CBS' announcement that Stephen Colbert would take over "The Late Show" next year when David Letterman retires leaves a huge gap in Comedy Central's marquee lineup.
For nearly a decade, "The Colbert Report" has been a trusty follow-up to "The Daily Show with Jon Stewart" and the pair delivered a formidable one-two punch that became one of the main sources of turmoil for rivals in the late-night TV race.
The Comedy Central duo - Stewart as the quick-witted liberal and Colbert with his faux persona as a conservative gasbag - seemed so locked in that there was no room for John Oliver, a correspondent who emerged as host material himself when he filled in for Stewart on "The Daily Show" last summer.
But with no openings on Comedy Central, Oliver departed the Viacom-owned network last year to headline a new program at HBO, which is owned by Time Warner Inc. Oliver's new weekly satire show on HBO, "Last Week Tonight With John Oliver," debuts April 27.
It was unclear Thursday morning just how long the Colbert-to-CBS move has been in the works. CBS played its cards close to the vest, in large part because of CBS Chief Executive Leslie Moonves' respect for Letterman.
Moonves and others at CBS, including CBS Entertainment Chairman Nina Tassler, also were slightly horrified by the messy late-night transitions at NBC and didn't want a repeat of that.
However, Colbert replacing Letterman had been a scenario whispered about in media circles long before Letterman announced his decision last week to step down.
There was at least one strong clue that Colbert had been in the wings to replace Letterman for some time. In the summer of 2012, both Colbert and Stewart renewed their contracts with Comedy Central.
While Stewart's deal was extended for three years, until September 2015, Colbert got a shorter extension, to the end of this year, just in time to move over to CBS and "The Late Show."
He is expected to continue to anchor "The Colbert Report" for another eight months before shaking off his conservative pundit shtick for the new gig. at CBS.
The succession plan for Letterman is the latest shift in a rapidly changing late-night landscape driven, in large part, by the success of Stewart and Colbert at Comedy Central.

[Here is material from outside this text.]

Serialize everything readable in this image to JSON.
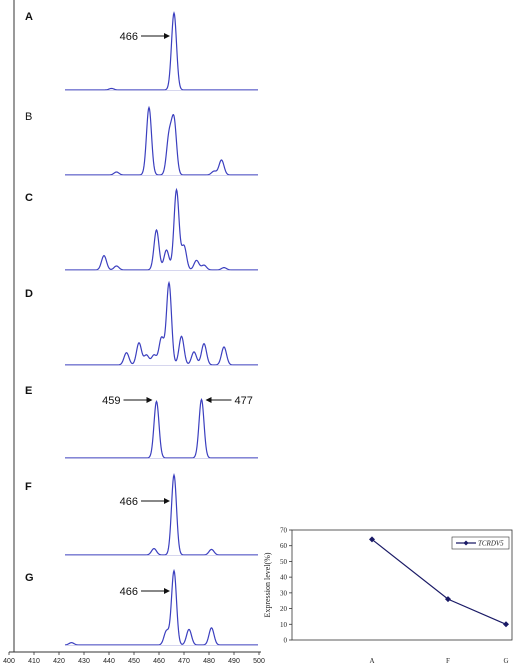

Young viewers preferred Stewart and Colbert to the programs on the broadcast networks and that played a part in ABC and NBC's moves to overhaul their late-night blocks to try to capture that audience, which is prized by advertisers.
ABC placed Jimmy Kimmel at 11:35 p.m. bumping "Nightline" into the wee hours. NBC moved out Jay Leno to make way for Jimmy Fallon at "The Tonight Show." Leno stepped down in February.
Comedy Central was mum on a Colbert replacement, saying only that it wished Colbert the very best.
Letterman echoed that sentiment:
"Stephen has always been a real friend to me. I'm very excited for him, and flattered that CBS chose him. I also happen to know they wanted another guy with glasses."